Chaque fois qu’un virus se copie, il commet des erreurs. Parfois, ces erreurs rendent le virus moins puissant et nuisent à ses chances de survie, mais dans d’autres cas, ce sont d’heureux accidents – du moins pour le virus. Si un virus de la grippe aviaire changeait de manière à se lier plus facilement aux récepteurs de l’acide sialique de type humain chez les vaches, il pourrait acquérir un avantage en matière de survie : la capacité d’infecter davantage de cellules et davantage de types d’animaux, comme humains.

Les virus peuvent se déplacer et dériver

Le réassortiment constituerait un changement important dans l’évolution du virus, mais le passage progressif du virus à travers de nouveaux hôtes pourrait également entraîner une modification du génome du virus par dérive évolutive.

Quoi qu’il en soit, ce n’est pas une bonne nouvelle, a déclaré le Dr Sam Scarpino, biologiste informatique et directeur de l’IA et des sciences de la vie à la Northeastern University.

« Nous disposons désormais de données suggérant que le profil de risque est plus élevé », a déclaré Scarpino, qui n’a pas participé à la nouvelle étude.

Il note qu’il s’agit de premières recherches. Cela doit être confirmé par un autre groupe de chercheurs, et il a été publié rapidement sous forme de prépublication avant d’être examiné par des experts externes.

Mais il a ajouté que ces résultats sont également importants parce que personne n’avait vraiment étudié auparavant la sensibilité des tissus des vaches aux virus de la grippe A.

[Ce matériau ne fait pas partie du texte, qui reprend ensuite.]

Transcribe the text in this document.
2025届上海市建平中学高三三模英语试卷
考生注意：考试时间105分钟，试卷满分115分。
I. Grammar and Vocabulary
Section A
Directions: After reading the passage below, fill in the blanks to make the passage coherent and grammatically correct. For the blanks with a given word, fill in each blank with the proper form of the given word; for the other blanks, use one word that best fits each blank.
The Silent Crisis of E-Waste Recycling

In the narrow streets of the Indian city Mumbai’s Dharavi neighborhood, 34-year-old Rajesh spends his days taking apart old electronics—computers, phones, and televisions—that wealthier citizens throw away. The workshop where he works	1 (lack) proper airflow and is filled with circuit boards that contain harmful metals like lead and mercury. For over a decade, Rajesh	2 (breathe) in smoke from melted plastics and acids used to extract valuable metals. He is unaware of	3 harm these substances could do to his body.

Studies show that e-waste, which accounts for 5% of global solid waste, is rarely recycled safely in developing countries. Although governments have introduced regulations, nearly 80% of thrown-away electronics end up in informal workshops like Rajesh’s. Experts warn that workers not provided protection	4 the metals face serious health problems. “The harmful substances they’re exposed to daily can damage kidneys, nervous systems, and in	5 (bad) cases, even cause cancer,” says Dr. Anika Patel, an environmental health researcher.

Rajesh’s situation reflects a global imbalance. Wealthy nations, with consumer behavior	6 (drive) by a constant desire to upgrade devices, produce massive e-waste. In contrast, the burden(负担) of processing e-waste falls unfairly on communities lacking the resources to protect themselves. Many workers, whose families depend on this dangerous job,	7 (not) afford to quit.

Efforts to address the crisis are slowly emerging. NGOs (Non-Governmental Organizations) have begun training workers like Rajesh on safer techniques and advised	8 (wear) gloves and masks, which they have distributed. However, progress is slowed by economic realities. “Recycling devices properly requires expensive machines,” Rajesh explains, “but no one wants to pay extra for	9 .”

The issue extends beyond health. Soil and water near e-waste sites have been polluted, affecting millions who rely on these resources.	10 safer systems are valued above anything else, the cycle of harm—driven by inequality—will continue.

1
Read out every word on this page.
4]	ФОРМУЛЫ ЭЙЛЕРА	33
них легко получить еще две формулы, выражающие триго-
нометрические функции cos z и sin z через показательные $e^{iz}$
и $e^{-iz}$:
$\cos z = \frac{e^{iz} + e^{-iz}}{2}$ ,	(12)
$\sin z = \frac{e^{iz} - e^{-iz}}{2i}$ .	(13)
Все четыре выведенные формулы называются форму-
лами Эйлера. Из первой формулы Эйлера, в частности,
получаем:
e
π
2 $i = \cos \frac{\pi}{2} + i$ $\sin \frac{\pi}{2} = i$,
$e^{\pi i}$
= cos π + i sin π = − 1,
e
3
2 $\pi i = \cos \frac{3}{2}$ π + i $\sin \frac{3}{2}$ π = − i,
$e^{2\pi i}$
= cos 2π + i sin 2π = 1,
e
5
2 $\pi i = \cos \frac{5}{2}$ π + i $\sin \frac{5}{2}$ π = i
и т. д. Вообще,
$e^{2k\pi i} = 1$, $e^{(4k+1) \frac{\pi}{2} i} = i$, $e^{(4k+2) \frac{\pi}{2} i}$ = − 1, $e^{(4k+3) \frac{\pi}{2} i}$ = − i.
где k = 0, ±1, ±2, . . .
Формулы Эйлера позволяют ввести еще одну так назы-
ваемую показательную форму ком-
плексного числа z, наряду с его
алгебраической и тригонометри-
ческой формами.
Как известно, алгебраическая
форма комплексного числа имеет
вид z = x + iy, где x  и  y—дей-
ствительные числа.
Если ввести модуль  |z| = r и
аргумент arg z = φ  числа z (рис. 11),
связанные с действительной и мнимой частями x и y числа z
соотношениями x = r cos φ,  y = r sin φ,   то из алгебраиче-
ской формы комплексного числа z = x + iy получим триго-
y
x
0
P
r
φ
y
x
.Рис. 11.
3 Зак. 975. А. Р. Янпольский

« C’est la première fois que je connais. Cela ne veut pas dire qu’il n’y en a pas d’autre, mais un certain nombre d’entre nous l’ont examiné attentivement et n’en ont trouvé aucun », a-t-il déclaré.

Kristensen a déclaré que les chercheurs n’avaient pas non plus trouvé de recherche antérieure à ce sujet, c’est pourquoi ils ont réalisé cette étude.

« Nous avons simplement estimé que, compte tenu de la situation, nous devions obtenir ces résultats le plus rapidement possible », a déclaré Larsen.

D’autres experts ont déclaré que même s’il y avait davantage de points à relier, l’étude augmentait clairement le niveau d’alerte.

« Je pense que nous disposons désormais de suffisamment d’informations pour conclure que ce qui doit arriver, c’est d’arrêter la transmission chez les bovins laitiers », a déclaré Scarpino. « Nous devons augmenter les types de protection obligatoires pour les travailleurs qui sont en contact étroit avec les vaches et les produits laitiers et augmenter considérablement le financement consacré à la compréhension de la grippe et chez les vaches, car il y en a énormément que nous ne connaissons pas. que nous devons apprendre très rapidement.